Cinéma(s) russe(s)

Tout le cinéma soviétique et russe ICI

De Sergueï Mikhaïlovitch Eisenstein à Andreï Zviaguintziev, parcours à travers la cinématographie russe, plurielle et complexe !

Plus encore que dans les cas d’autres grandes cinématographies nationales, il s’avère difficile de suivre un fil rouge (sans jeu de mot) qui définirait une essence — voire une « âme » — du cinéma russe. À propos, par exemple, des cinématographies américaine et française, on trouve rapidement un ou deux maîtres-mots qui, sans bien sûr les épuiser, peuvent s’appliquer à l’ensemble de celles-ci — narrativité pour la première, naturalisme et oralité pour la seconde —, mais on peinerait à faire de même pour le cinéma qui a été produit en Russie à partir de 1908. Cinéma poétique, formaliste, politique, panthéiste, épique ? Cette irréductibilité à une caractérisation générale a sans doute été favorisée non seulement par l’immense étendue du pays mais aussi par la succession des régimes politiques (tsariste, soviétique, stalinien, post-stalinien, brejnévien, « perestroïkien », poutinien) avec lesquels les cinéastes russes se sont colletés, que ce soit sur le mode de l’enthousiasme, du malentendu, du conflit, de la complaisance ou de la contrebande. Ce numéro est le premier qu’Upopi consacre à une cinématographie nationale, avec la modestie mais aussi la ferveur qui s’imposent devant un cinéma russe décidément pluriel et complexe.
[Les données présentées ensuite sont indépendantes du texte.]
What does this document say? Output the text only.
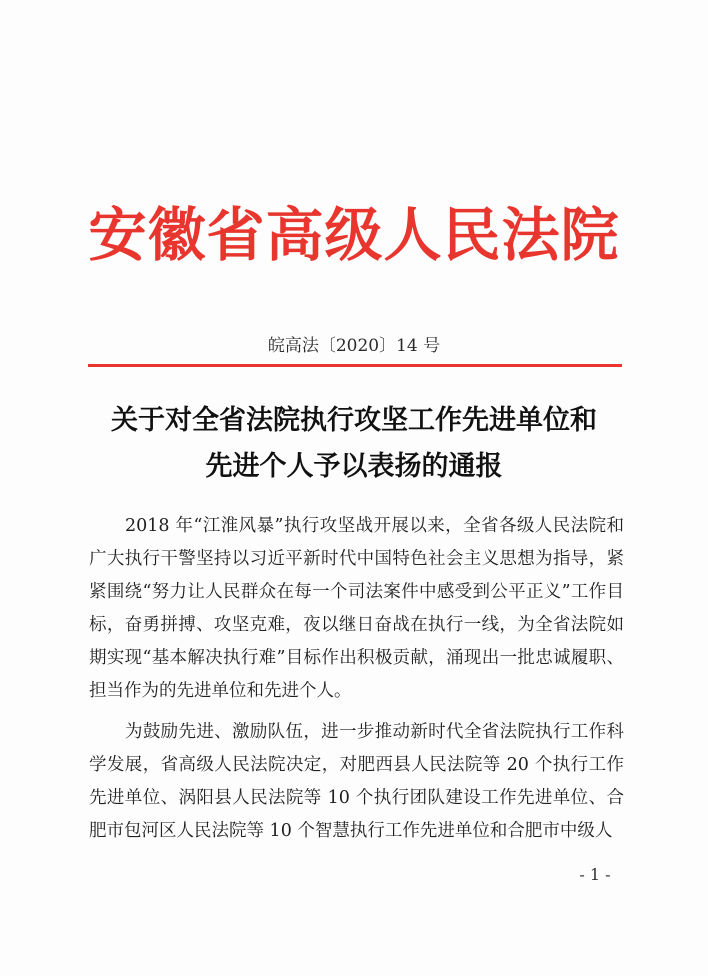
安徽省高级人民法院
皖高法〔2020〕14 号
关于对全省法院执行攻坚工作先进单位和
先进个人予以表扬的通报

2018 年“江淮风暴”执行攻坚战开展以来，全省各级人民法院和广大执行干警坚持以习近平新时代中国特色社会主义思想为指导，紧紧围绕“努力让人民群众在每一个司法案件中感受到公平正义”工作目标，奋勇拼搏、攻坚克难，夜以继日奋战在执行一线，为全省法院如期实现“基本解决执行难”目标作出积极贡献，涌现出一批忠诚履职、担当作为的先进单位和先进个人。

为鼓励先进、激励队伍，进一步推动新时代全省法院执行工作科学发展，省高级人民法院决定，对肥西县人民法院等 20 个执行工作先进单位、涡阳县人民法院等 10 个执行团队建设工作先进单位、合肥市包河区人民法院等 10 个智慧执行工作先进单位和合肥市中级人

- 1 -
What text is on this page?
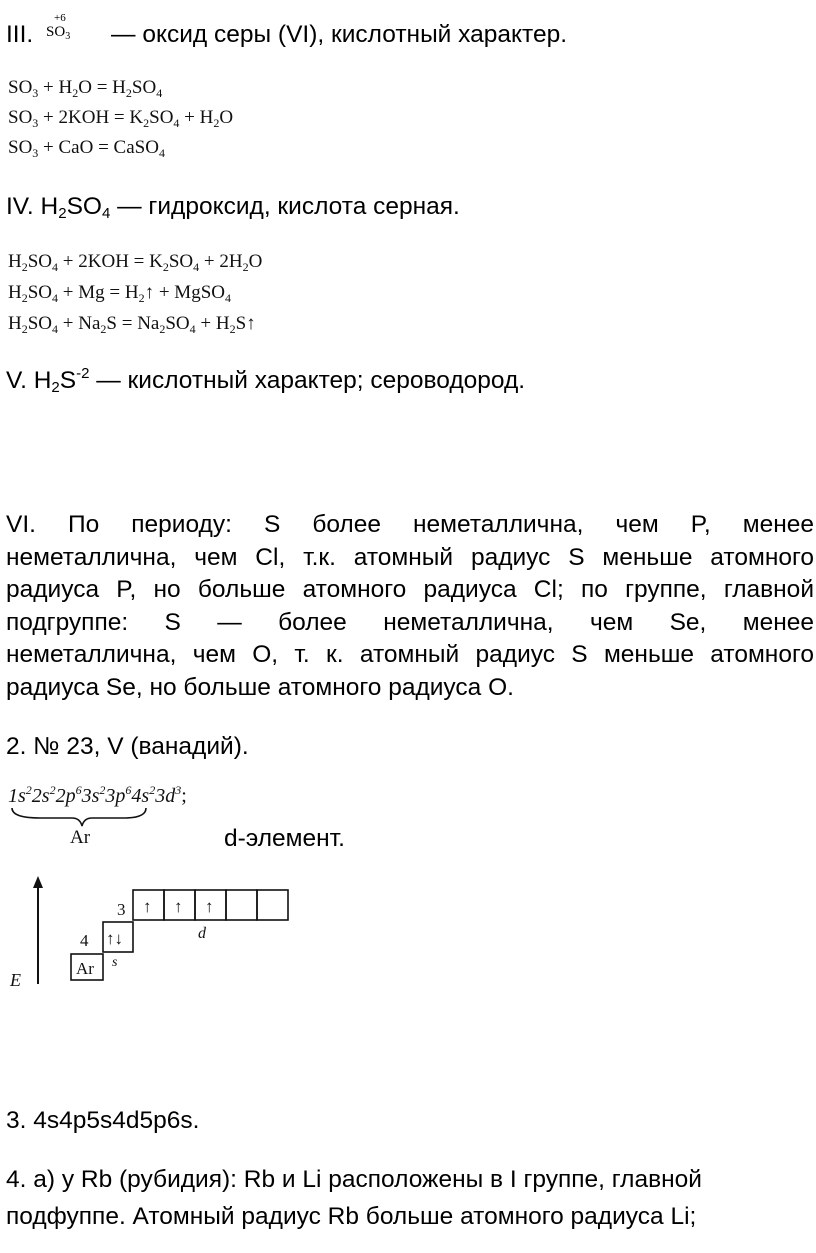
III.
+6
$SO_3$ — оксид серы (VI), кислотный характер.
$SO_3 + H_2O = H_2SO_4$
$SO_3 + 2KOH = K_2SO_4 + H_2O$
$SO_3$ + CaO = CaSO$_4$
IV. $H_2SO_4$ — гидроксид, кислота серная.
$H_2SO_4 + 2KOH = K_2SO_4 + 2H_2O$
$H_2SO_4 + Mg$ = $H_2↑$ + MgSO$_4$
$H_2SO_4 + Na_2S = Na_2SO_4$ + $H_2S↑$
V. $H_2S^{-2}$ — кислотный характер; сероводород.
VI. По периоду: S более неметаллична, чем P, менее
неметаллична, чем Cl, т.к. атомный радиус S меньше атомного
радиуса P, но больше атомного радиуса Cl; по группе, главной
подгруппе: S — более неметаллична, чем Se, менее
неметаллична, чем O, т. к. атомный радиус S меньше атомного
радиуса Se, но больше атомного радиуса O.
2. № 23, V (ванадий).
$1s^22s^22p^63s^23p^64s^23d^3$;
d-элемент.
Ar
E
Ar
4 ↑↓
s
3 ↑ ↑ ↑
d
3. 4s4p5s4d5p6s.
4. а) у Rb (рубидия): Rb и Li расположены в I группе, главной
подфуппе. Атомный радиус Rb больше атомного радиуса Li;
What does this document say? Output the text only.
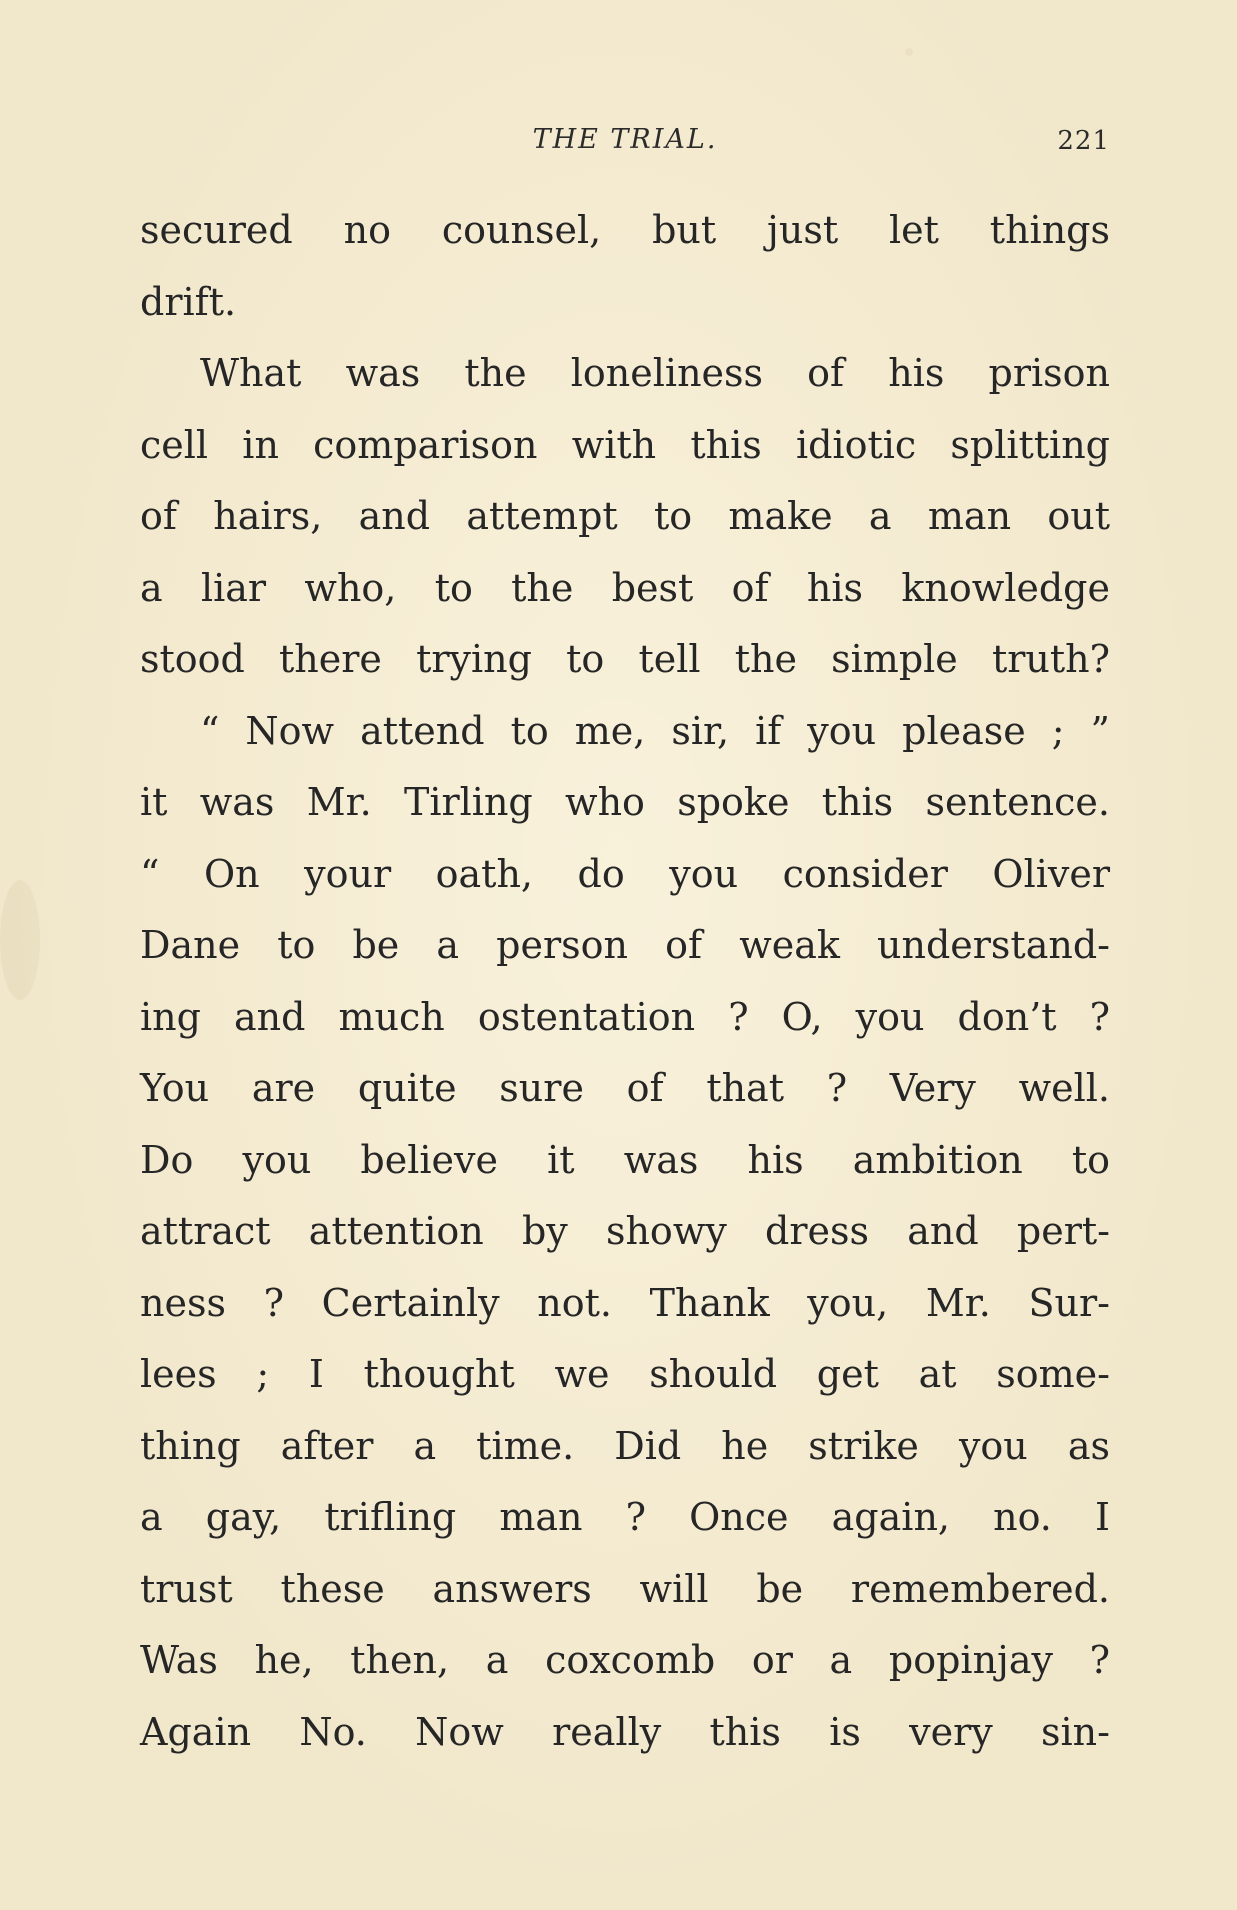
THE TRIAL.	221
secured no counsel, but just let things
drift.
What was the loneliness of his prison
cell in comparison with this idiotic splitting
of hairs, and attempt to make a man out
a liar who, to the best of his knowledge
stood there trying to tell the simple truth?
“ Now attend to me, sir, if you please ; ”
it was Mr. Tirling who spoke this sentence.
“ On your oath, do you consider Oliver
Dane to be a person of weak understand-
ing and much ostentation ? O, you don’t ?
You are quite sure of that ? Very well.
Do you believe it was his ambition to
attract attention by showy dress and pert-
ness ? Certainly not. Thank you, Mr. Sur-
lees ; I thought we should get at some-
thing after a time. Did he strike you as
a gay, trifling man ? Once again, no. I
trust these answers will be remembered.
Was he, then, a coxcomb or a popinjay ?
Again No. Now really this is very sin-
Pour commencer, un texte illustré propose une traversée du cinéma russe contemporain, hanté de diverses façons par le passé soviétique. Une frise chronologique revient quant à elle sur deux périodes de cette cinématographie, celles dites du Dégel puis de la Stagnation, moins bien connues que celle des années 1920 et 1930, et pourtant riches d’élans, d’espoirs, de déceptions et de tragédies. On revient aux temps héroïques du cinéma soviétique avec Esther Choub, véritable pionnière du cinéma de montage d’archives, et avec le film de Dziga Vertov L’Homme à la caméra, auquel on consacre un montage vidéo commenté  ainsi qu’un retour d’expérience qui témoigne du travail sur ce film d’élèves d’un lycée agricole de la région Centre-Val-de-Loire.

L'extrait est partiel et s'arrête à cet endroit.